We investigate the impact of tropical storms on the accumulation of public debt and its decomposition using the case study of the Eastern Caribbean, a region characterized by high debt and tropical storm risk. Using a panel of quarterly data on debt and tropical storm damage over a 14-year period, we show that damaging storms cause public debt to increase only up to three quarters after the event, although potentially considerably so for very damaging storms. A large part of this debt increase is attributable to the taking on of loans from foreign rather than local lenders by the central government. This may not be surprising given that local credit markets may be particularly constrained after the damage a tropical storm causes, and often foreigner lenders, such as the IMF and World Bank, have to jump in to provide relief. We also discover that after a storm there is some shifting of lending away from the central government toward public corporations, although somewhat surprisingly the increase in debt due to these entities was mostly toward domestic lenders.

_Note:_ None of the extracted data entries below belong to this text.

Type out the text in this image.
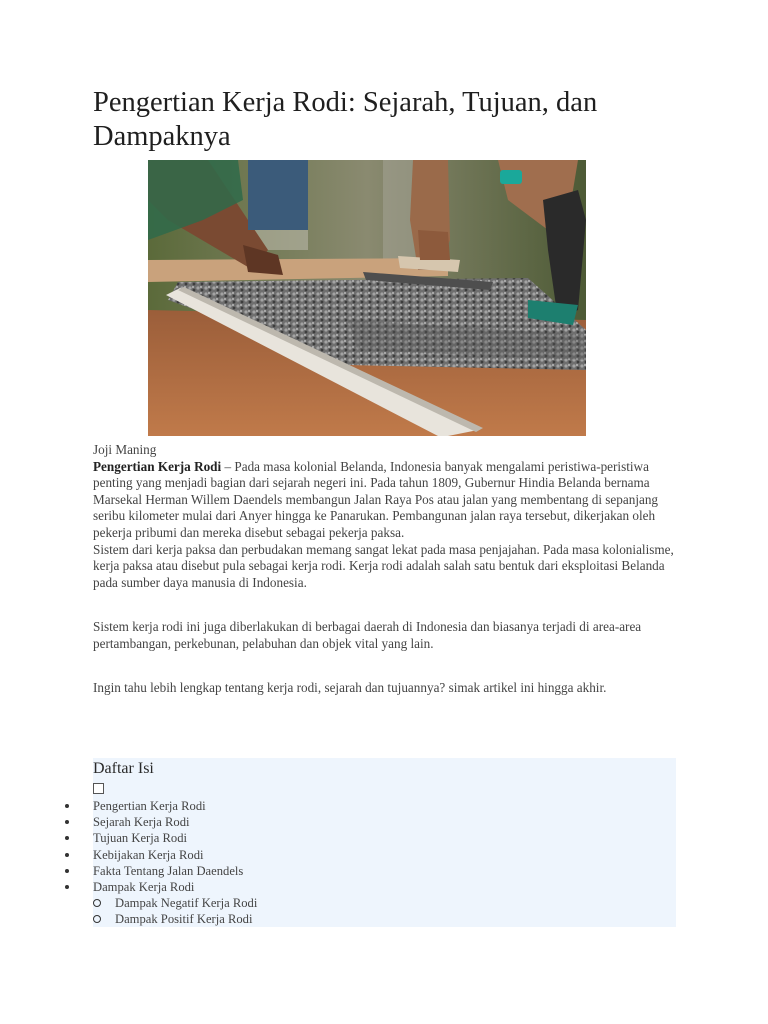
Pengertian Kerja Rodi: Sejarah, Tujuan, dan Dampaknya

Joji Maning

Pengertian Kerja Rodi – Pada masa kolonial Belanda, Indonesia banyak mengalami peristiwa-peristiwa penting yang menjadi bagian dari sejarah negeri ini. Pada tahun 1809, Gubernur Hindia Belanda bernama Marsekal Herman Willem Daendels membangun Jalan Raya Pos atau jalan yang membentang di sepanjang seribu kilometer mulai dari Anyer hingga ke Panarukan. Pembangunan jalan raya tersebut, dikerjakan oleh pekerja pribumi dan mereka disebut sebagai pekerja paksa.

Sistem dari kerja paksa dan perbudakan memang sangat lekat pada masa penjajahan. Pada masa kolonialisme, kerja paksa atau disebut pula sebagai kerja rodi. Kerja rodi adalah salah satu bentuk dari eksploitasi Belanda pada sumber daya manusia di Indonesia.

Sistem kerja rodi ini juga diberlakukan di berbagai daerah di Indonesia dan biasanya terjadi di area-area pertambangan, perkebunan, pelabuhan dan objek vital yang lain.

Ingin tahu lebih lengkap tentang kerja rodi, sejarah dan tujuannya? simak artikel ini hingga akhir.

Daftar Isi
Pengertian Kerja Rodi
Sejarah Kerja Rodi
Tujuan Kerja Rodi
Kebijakan Kerja Rodi
Fakta Tentang Jalan Daendels
Dampak Kerja Rodi
Dampak Negatif Kerja Rodi
Dampak Positif Kerja Rodi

More generally, our results underline the need for disaster financing in the first few months after a disaster hits. Taking on debt to do so is arguably worrisome for countries that are already highly indebted, such as the island economies in the Eastern Caribbean. The reliance on foreign lenders in this regard hints potentially at the lack of financial development, or at least at the financial constraints faced after the damages of these events.